Sunday, October 21, 2007

Sturcture, sense-making, and the infinite expansion of pi

(Inspired by Derrida, Wittgenstein, and Bourdieu.)

There are long stretches of human society that are very structural, predictable, ontic, etc. But when they end, we all get surprised. Or, if one belongs to the socio-cultural everything is unique camp, one may be surprised and offended at the big regions of predictability. I believe that these regions of structure occur with the same weird pattern (if "pattern" is right word) as the runs in the digits of pi; big stretches where 1 is repeated, or we cycle 1,2,3, etc, but fundamentally there is randomness. Or so it appears. Our world ("world" in the sense of Heidegger) is usually in a big run of regularity, but such regularity is not fundamental.

In pseudo-mathematics: For any region R that can be completely explained by a system of intelligibility I_R, there exists another region R+ which contains R and such that I_R fails to explain certain parts of R+. This gives us infinitely expanding context.

And then add in a being whose "raison" is its future possibilities, and who remembers its past, and even more chaos ensues.

1 comment:

Karl Tyson said...

Hi demographer,

I have been wandering about looking at other people's blogs, and finally arrived here.
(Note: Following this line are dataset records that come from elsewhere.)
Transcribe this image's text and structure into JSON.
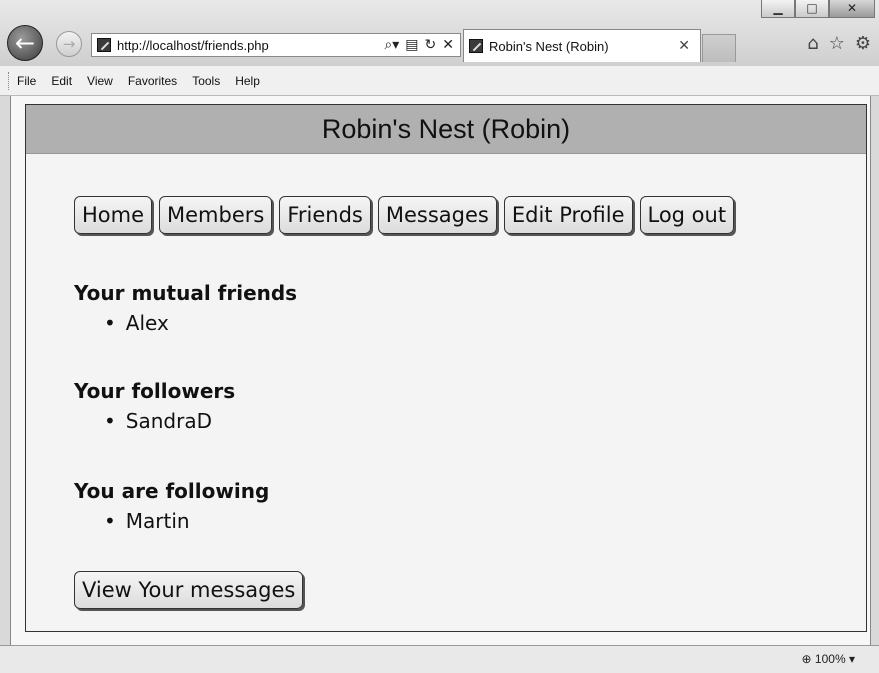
{
  "browser": {
    "url": "http://localhost/friends.php",
    "tab_title": "Robin's Nest (Robin)",
    "menu": [
      "File",
      "Edit",
      "View",
      "Favorites",
      "Tools",
      "Help"
    ],
    "zoom": "100%"
  },
  "site": {
    "header": "Robin's Nest (Robin)",
    "nav": [
      "Home",
      "Members",
      "Friends",
      "Messages",
      "Edit Profile",
      "Log out"
    ],
    "sections": [
      {
        "heading": "Your mutual friends",
        "items": [
          "Alex"
        ]
      },
      {
        "heading": "Your followers",
        "items": [
          "SandraD"
        ]
      },
      {
        "heading": "You are following",
        "items": [
          "Martin"
        ]
      }
    ],
    "view_messages": "View Your messages"
  }
}
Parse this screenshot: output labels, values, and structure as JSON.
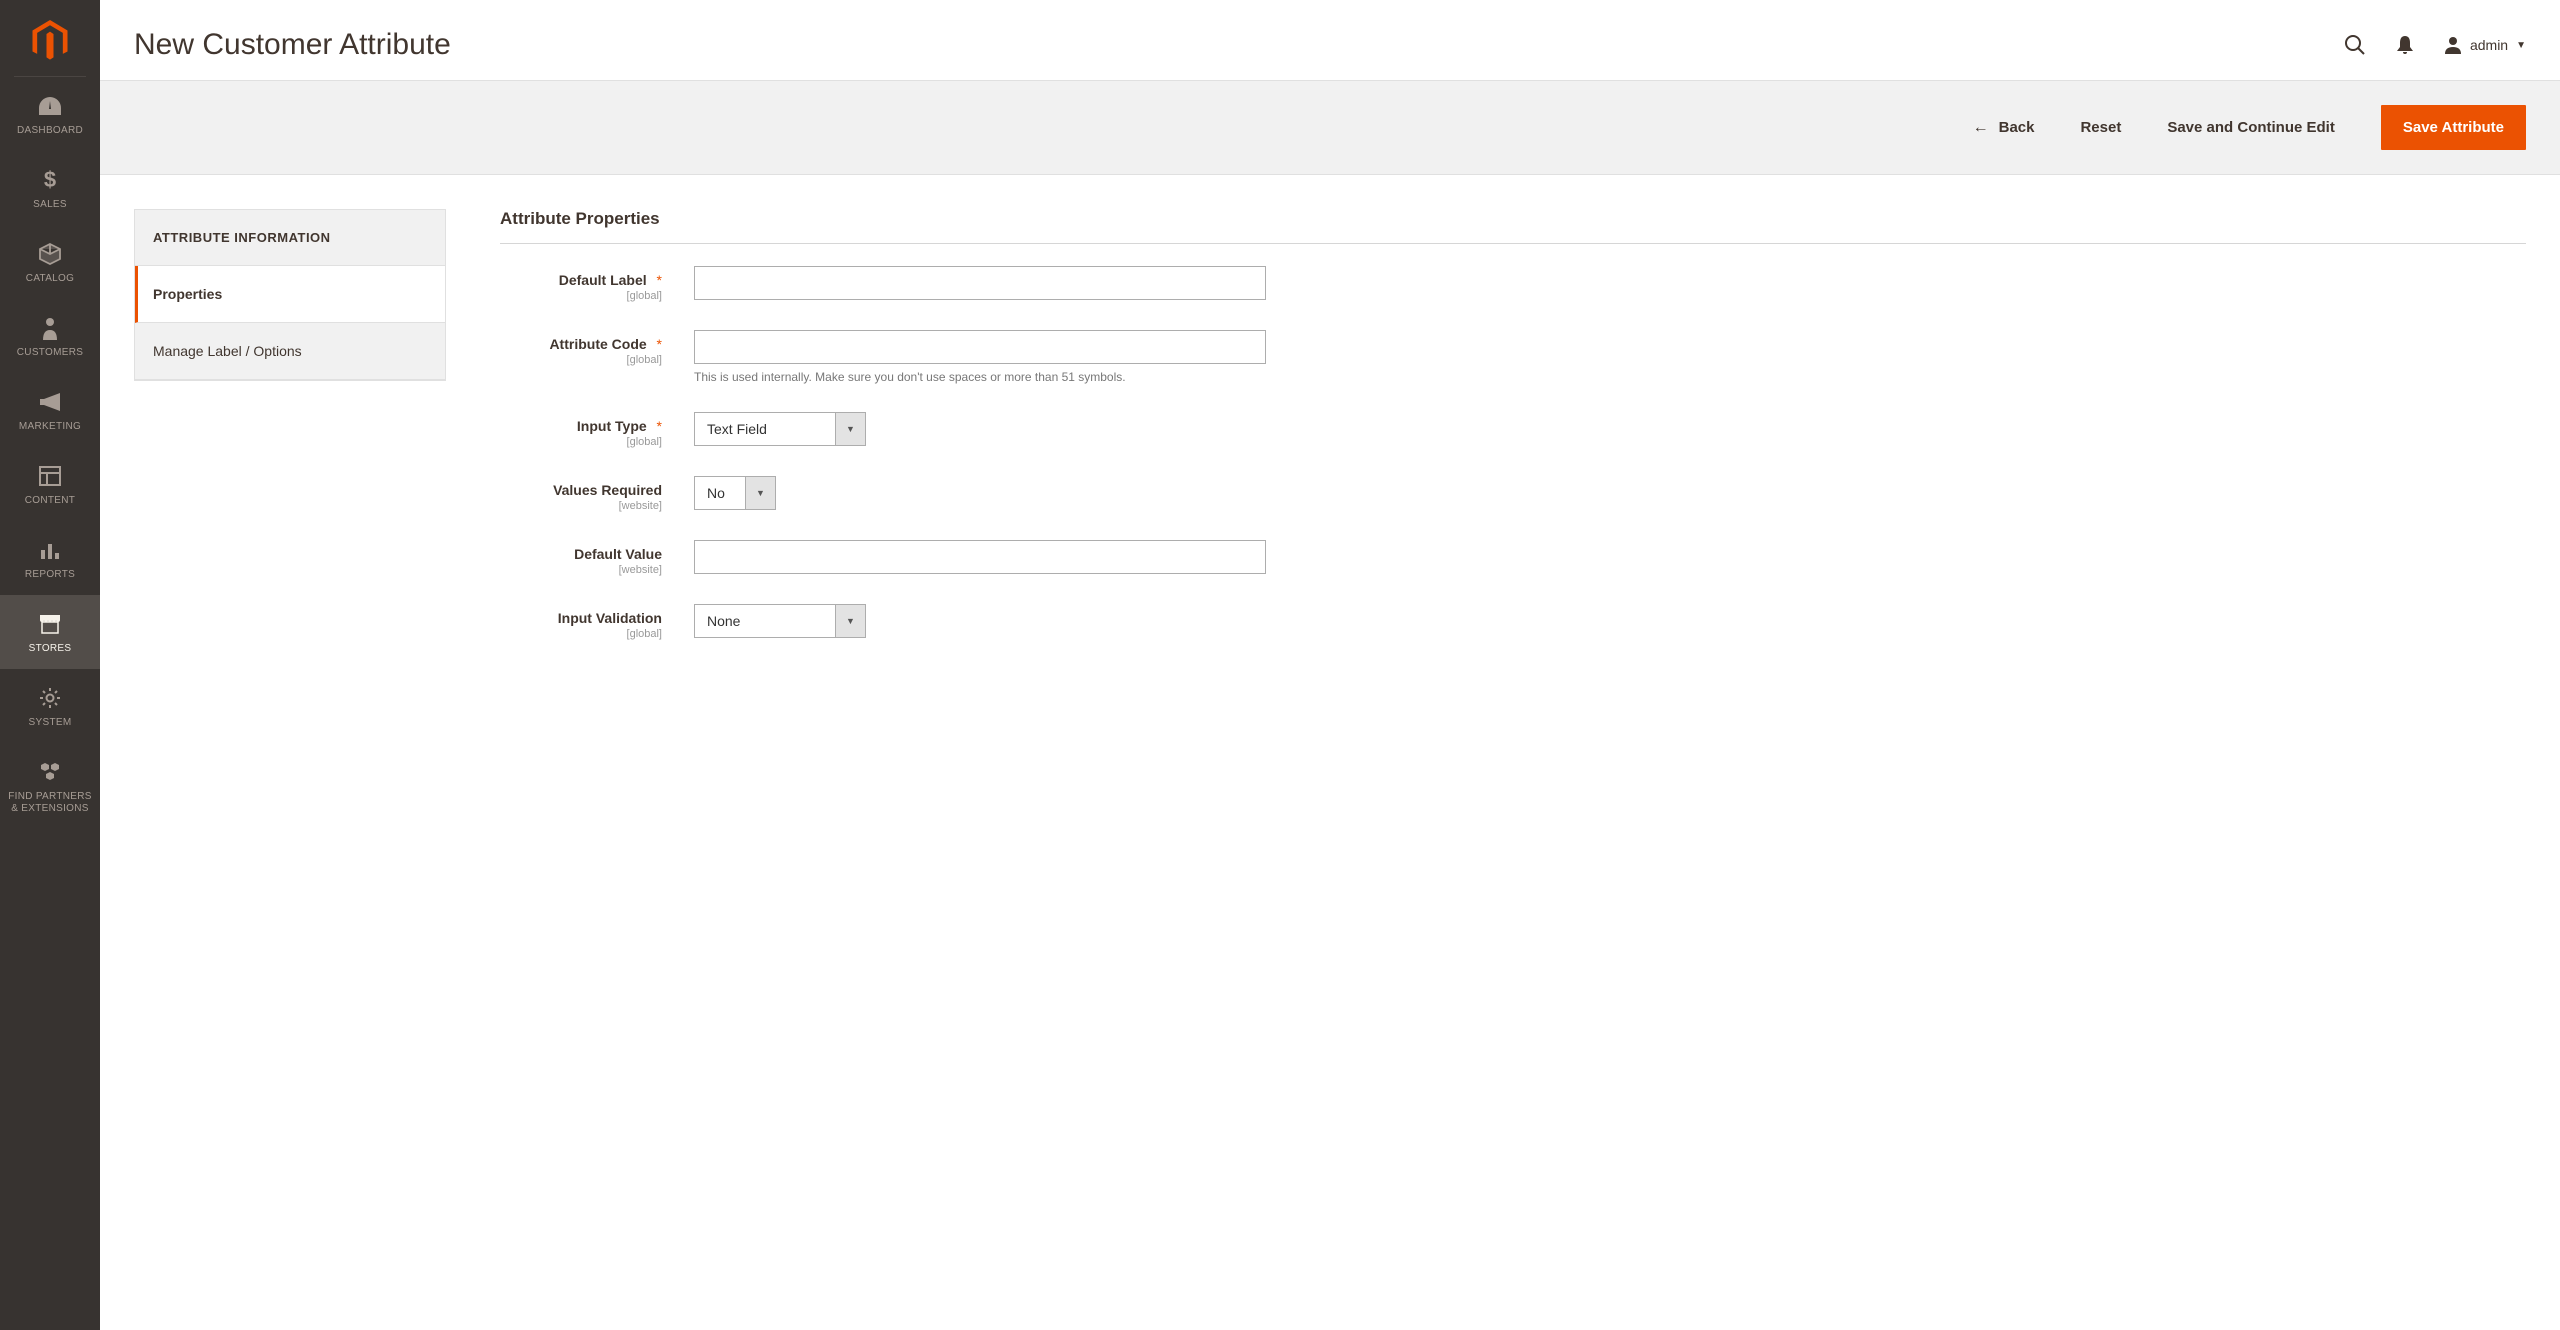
{
  "sidebar": {
    "items": [
      {
        "label": "DASHBOARD"
      },
      {
        "label": "SALES"
      },
      {
        "label": "CATALOG"
      },
      {
        "label": "CUSTOMERS"
      },
      {
        "label": "MARKETING"
      },
      {
        "label": "CONTENT"
      },
      {
        "label": "REPORTS"
      },
      {
        "label": "STORES"
      },
      {
        "label": "SYSTEM"
      },
      {
        "label": "FIND PARTNERS & EXTENSIONS"
      }
    ]
  },
  "header": {
    "title": "New Customer Attribute",
    "account_label": "admin"
  },
  "actions": {
    "back": "Back",
    "reset": "Reset",
    "save_continue": "Save and Continue Edit",
    "save": "Save Attribute"
  },
  "tabs_panel": {
    "title": "ATTRIBUTE INFORMATION",
    "items": [
      {
        "label": "Properties"
      },
      {
        "label": "Manage Label / Options"
      }
    ]
  },
  "form": {
    "section_title": "Attribute Properties",
    "fields": {
      "default_label": {
        "label": "Default Label",
        "scope": "[global]",
        "value": ""
      },
      "attribute_code": {
        "label": "Attribute Code",
        "scope": "[global]",
        "value": "",
        "note": "This is used internally. Make sure you don't use spaces or more than 51 symbols."
      },
      "input_type": {
        "label": "Input Type",
        "scope": "[global]",
        "value": "Text Field"
      },
      "values_required": {
        "label": "Values Required",
        "scope": "[website]",
        "value": "No"
      },
      "default_value": {
        "label": "Default Value",
        "scope": "[website]",
        "value": ""
      },
      "input_validation": {
        "label": "Input Validation",
        "scope": "[global]",
        "value": "None"
      }
    }
  }
}
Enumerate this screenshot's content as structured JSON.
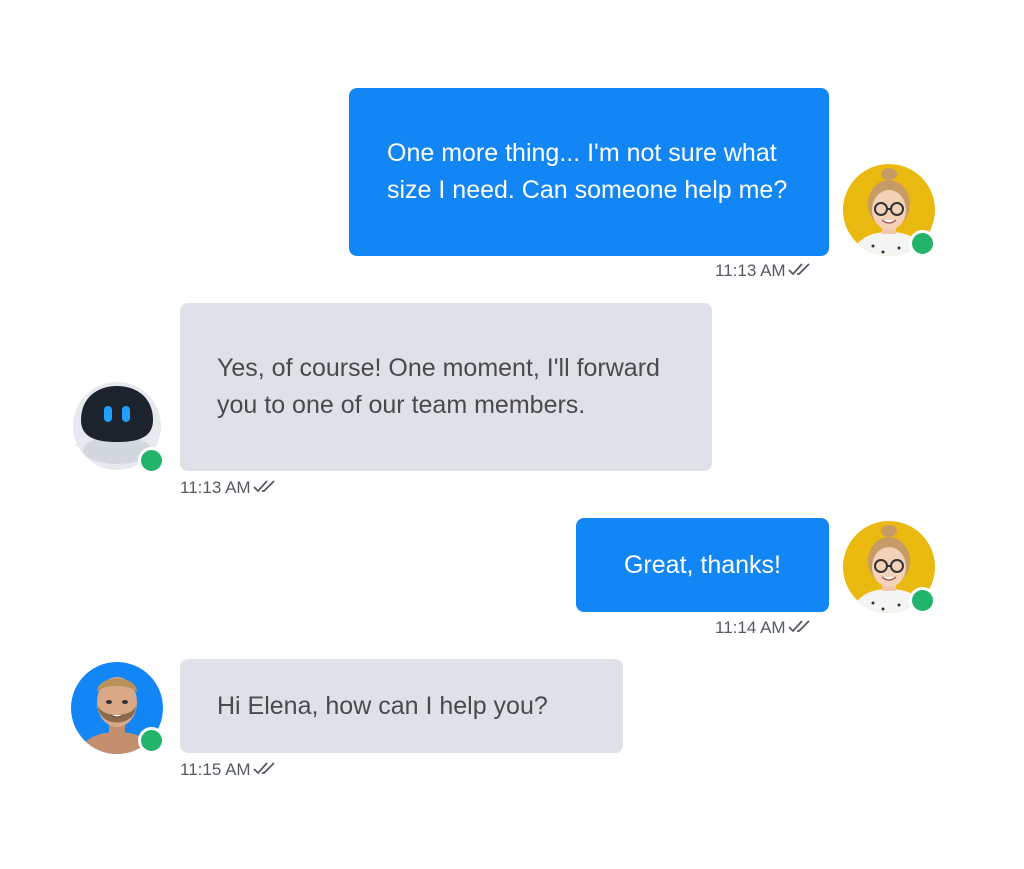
{
  "messages": [
    {
      "direction": "outgoing",
      "sender": "customer",
      "text": "One more thing... I'm not sure what size I need. Can someone help me?",
      "time": "11:13 AM",
      "status_icon": "double-check-icon"
    },
    {
      "direction": "incoming",
      "sender": "bot",
      "text": "Yes, of course! One moment, I'll forward you to one of our team members.",
      "time": "11:13 AM",
      "status_icon": "double-check-icon"
    },
    {
      "direction": "outgoing",
      "sender": "customer",
      "text": "Great, thanks!",
      "time": "11:14 AM",
      "status_icon": "double-check-icon"
    },
    {
      "direction": "incoming",
      "sender": "agent",
      "text": "Hi Elena, how can I help you?",
      "time": "11:15 AM",
      "status_icon": "double-check-icon"
    }
  ],
  "colors": {
    "outgoing_bubble": "#1386f5",
    "incoming_bubble": "#dfe1e8",
    "online_status": "#22b46b",
    "customer_avatar_bg": "#e9b90f",
    "agent_avatar_bg": "#1386f5"
  }
}
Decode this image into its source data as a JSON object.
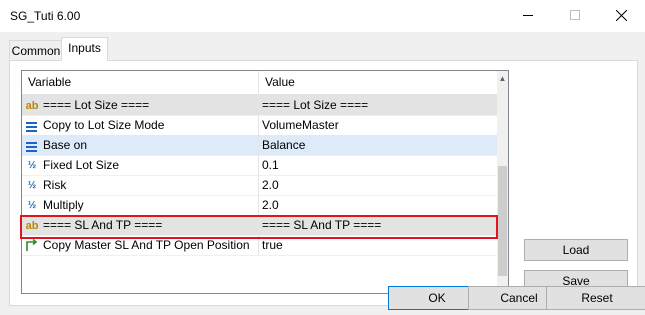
{
  "window": {
    "title": "SG_Tuti 6.00"
  },
  "tabs": [
    {
      "label": "Common"
    },
    {
      "label": "Inputs"
    }
  ],
  "table": {
    "headers": {
      "variable": "Variable",
      "value": "Value"
    },
    "rows": [
      {
        "icon": "ab",
        "variable": "==== Lot Size ====",
        "value": "==== Lot Size ====",
        "type": "section"
      },
      {
        "icon": "enum",
        "variable": "Copy to Lot Size Mode",
        "value": "VolumeMaster",
        "type": "normal"
      },
      {
        "icon": "enum",
        "variable": "Base on",
        "value": "Balance",
        "type": "selected"
      },
      {
        "icon": "half",
        "variable": "Fixed Lot Size",
        "value": "0.1",
        "type": "normal"
      },
      {
        "icon": "half",
        "variable": "Risk",
        "value": "2.0",
        "type": "normal"
      },
      {
        "icon": "half",
        "variable": "Multiply",
        "value": "2.0",
        "type": "highlighted"
      },
      {
        "icon": "ab",
        "variable": "==== SL And TP ====",
        "value": "==== SL And TP ====",
        "type": "section"
      },
      {
        "icon": "arrow",
        "variable": "Copy Master SL And TP Open Position",
        "value": "true",
        "type": "normal"
      }
    ]
  },
  "buttons": {
    "load": "Load",
    "save": "Save",
    "ok": "OK",
    "cancel": "Cancel",
    "reset": "Reset"
  },
  "colors": {
    "highlight_border": "#e0141e",
    "selected_row": "#ddeafa",
    "section_row": "#e3e3e3"
  }
}
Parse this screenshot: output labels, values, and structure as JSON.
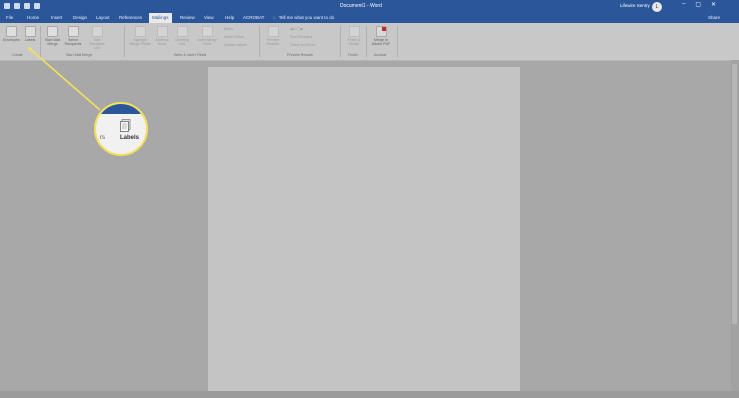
{
  "window": {
    "title": "Document1 - Word",
    "user": "Lifewire Sentry",
    "user_initial": "L",
    "controls": [
      "–",
      "▢",
      "✕"
    ]
  },
  "tabs": [
    "File",
    "Home",
    "Insert",
    "Design",
    "Layout",
    "References",
    "Mailings",
    "Review",
    "View",
    "Help",
    "ACROBAT"
  ],
  "active_tab": "Mailings",
  "tell_me": "Tell me what you want to do",
  "share": "Share",
  "ribbon": {
    "create": {
      "label": "Create",
      "envelopes": "Envelopes",
      "labels": "Labels"
    },
    "start_mail_merge": {
      "label": "Start Mail Merge",
      "start": "Start Mail Merge",
      "select": "Select Recipients",
      "edit": "Edit Recipient List"
    },
    "write_insert": {
      "label": "Write & Insert Fields",
      "highlight": "Highlight Merge Fields",
      "address": "Address Block",
      "greeting": "Greeting Line",
      "insert_field": "Insert Merge Field",
      "rules": "Rules",
      "match": "Match Fields",
      "update": "Update Labels"
    },
    "preview": {
      "label": "Preview Results",
      "preview": "Preview Results",
      "find": "Find Recipient",
      "check": "Check for Errors"
    },
    "finish": {
      "label": "Finish",
      "finish": "Finish & Merge"
    },
    "acrobat": {
      "label": "Acrobat",
      "merge": "Merge to Adobe PDF"
    }
  },
  "callout": {
    "prev_text": "rs",
    "label": "Labels",
    "highlight_color": "#f3e05a"
  },
  "colors": {
    "accent": "#2b579a",
    "ribbon": "#c8c8c8",
    "background": "#a8a8a8"
  }
}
You may not notice this comment on your infinite expansion post - but it's a favorite subject of mine, and I think you have it pretty much right.

Furthermore, it's too important to leave these ideas to pure mathematicians. They are too close to see it. So I guess I would encourage you to keep prying along these lines.

I would claim that the background can be represented, but only by infinite datasets. That's where I see Dreyfus as wrong - he is certain we will never do computational science with infinite registers, irrational numbers - pi's if you will, that can "hold" an infinite amount of data, simply because, if you find an articulation in the world, and it's not there, we can just add it to the end of the expansion.

Of course, we can't change the deterministic choice of the next digits in the sequence, but we can simply exchange that irrational for one right next to it - with the same infinite string of realized data up front, but a slightly different ending, and do this as many times as it takes.

But even that won't work - it would take too long - an infinite time, in fact, and we know the brain does it nearly instantaneously. So it must be that we perceive the background in a non-serial manner, and my best guess is that the manner we see it is by coupling several strands of shaped infinitities. Like the tertiary structure of proteins. And that is just what you are getting at here, right?